O sırada anavatanı Sovyetler Birliği’nin işgali altındaydı. Amerikan hükümetinin Soğuk Savaş yıllarında Doğu Avrupa ve Orta Asya’ya dönük olarak kurmuş olduğu Özgür Avrupa Radyosu’nun Estonca bölümünde çalıştı. Radyo, Sovyetler Birliği’nin özgür haber akışını önlediği bütün coğrafyalara doğrudan Amerika’nın görüşlerini aktaran bir yayın organıydı. Sovyetler dağıldı, İlves ülkesine döndü, bugün cumhurbaşkanlığı makamında oturuyor.
Keşke Ortadoğu...
Belli ki, Soğuk Savaş yıllarında aldığı eğitim ve ailesinin yaşamış olduğu acılar O’nu, diğer Avrupalı liderlerden (özellikle 1954 yılında Hamburg’da doğmuş olmasına rağmen babasının tercihi nedeniyle yaşamı Sovyet yanlısı Doğu Almanya’da geçmiş, Sovyet eğitimi almış, çok iyi Rusça konuşan Almanya Başbakanı Angela Merkel’den) farklı bir yapıya kavuşturmuş. Dünyayı daha iyi tanıyor, bu nedenle de örneğin, Türkiye’yi kafasındaki haritada olması gereken yere oturtabiliyor.

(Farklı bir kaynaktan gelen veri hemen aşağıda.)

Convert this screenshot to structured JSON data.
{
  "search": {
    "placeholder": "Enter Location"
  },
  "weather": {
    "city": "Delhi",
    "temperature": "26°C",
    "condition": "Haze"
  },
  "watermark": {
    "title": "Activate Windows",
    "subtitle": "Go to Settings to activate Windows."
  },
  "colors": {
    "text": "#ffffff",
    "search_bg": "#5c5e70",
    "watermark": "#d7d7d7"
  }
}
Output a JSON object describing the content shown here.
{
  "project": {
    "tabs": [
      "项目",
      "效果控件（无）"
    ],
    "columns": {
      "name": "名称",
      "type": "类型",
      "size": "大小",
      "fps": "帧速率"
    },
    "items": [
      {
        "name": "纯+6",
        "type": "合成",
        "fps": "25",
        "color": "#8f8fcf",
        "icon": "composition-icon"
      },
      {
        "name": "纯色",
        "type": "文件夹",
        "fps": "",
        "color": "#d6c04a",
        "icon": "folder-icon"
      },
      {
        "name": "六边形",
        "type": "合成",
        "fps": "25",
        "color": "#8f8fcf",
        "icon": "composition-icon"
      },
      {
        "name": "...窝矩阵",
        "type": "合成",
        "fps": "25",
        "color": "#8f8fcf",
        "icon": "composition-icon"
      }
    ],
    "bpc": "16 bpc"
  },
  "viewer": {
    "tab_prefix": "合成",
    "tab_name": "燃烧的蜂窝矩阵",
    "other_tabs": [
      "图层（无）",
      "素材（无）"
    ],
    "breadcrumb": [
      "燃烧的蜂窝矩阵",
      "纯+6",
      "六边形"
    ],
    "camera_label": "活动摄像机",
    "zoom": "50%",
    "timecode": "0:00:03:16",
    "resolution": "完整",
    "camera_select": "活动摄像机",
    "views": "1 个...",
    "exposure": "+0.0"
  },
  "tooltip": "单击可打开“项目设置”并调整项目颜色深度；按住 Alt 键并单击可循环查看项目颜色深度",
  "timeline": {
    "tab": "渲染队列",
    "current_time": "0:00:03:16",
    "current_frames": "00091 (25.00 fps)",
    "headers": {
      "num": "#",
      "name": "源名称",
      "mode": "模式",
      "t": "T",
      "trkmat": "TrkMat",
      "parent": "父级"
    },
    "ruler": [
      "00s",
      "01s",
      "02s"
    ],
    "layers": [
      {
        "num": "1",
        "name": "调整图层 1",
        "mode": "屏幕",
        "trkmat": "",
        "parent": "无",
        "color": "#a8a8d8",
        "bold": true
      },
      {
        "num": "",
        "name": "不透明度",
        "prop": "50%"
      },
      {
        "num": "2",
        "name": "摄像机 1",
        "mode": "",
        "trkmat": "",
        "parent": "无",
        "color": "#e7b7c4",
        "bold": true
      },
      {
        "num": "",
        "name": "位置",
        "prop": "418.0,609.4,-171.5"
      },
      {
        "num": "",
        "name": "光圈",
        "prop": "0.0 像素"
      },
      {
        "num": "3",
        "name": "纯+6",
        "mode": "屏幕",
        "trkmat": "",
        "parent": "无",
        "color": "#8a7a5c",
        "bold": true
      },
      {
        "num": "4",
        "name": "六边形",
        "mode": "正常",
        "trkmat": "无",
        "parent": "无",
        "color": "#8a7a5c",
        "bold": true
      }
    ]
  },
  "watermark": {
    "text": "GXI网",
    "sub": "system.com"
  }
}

Dışişleri Bakanı Ahmet Davutoğlu’nun “onur konuşmacısı” olduğu Tallinn’deki yemekte söylediği, “Keşke, bütün Ortadoğu bir gün Türkiye gibi olabilse ve keşke, Avrupa’da İslam korkusuyla yaşayanlar Türkiye örneğine bakarak bu saçma düşünceden kurtulabilseler” yönündeki sözler bunu gösteriyor.
Avrupa’nın “süper güçleri” olarak adlandırılan ülkelerin Sarkozy(merak etmeyin Hollande de farklı olmayacaktır) Merkel veya Cameron gibi “vizyon noksanı” politikacılar ile yetinmek zorunda kalırken 1.5 milyon nüfuslu Estonya’nın İlves gibi “yeniden kurulan dünyayı çok iyi okuyan” bir lidere sahip olması ilginç!..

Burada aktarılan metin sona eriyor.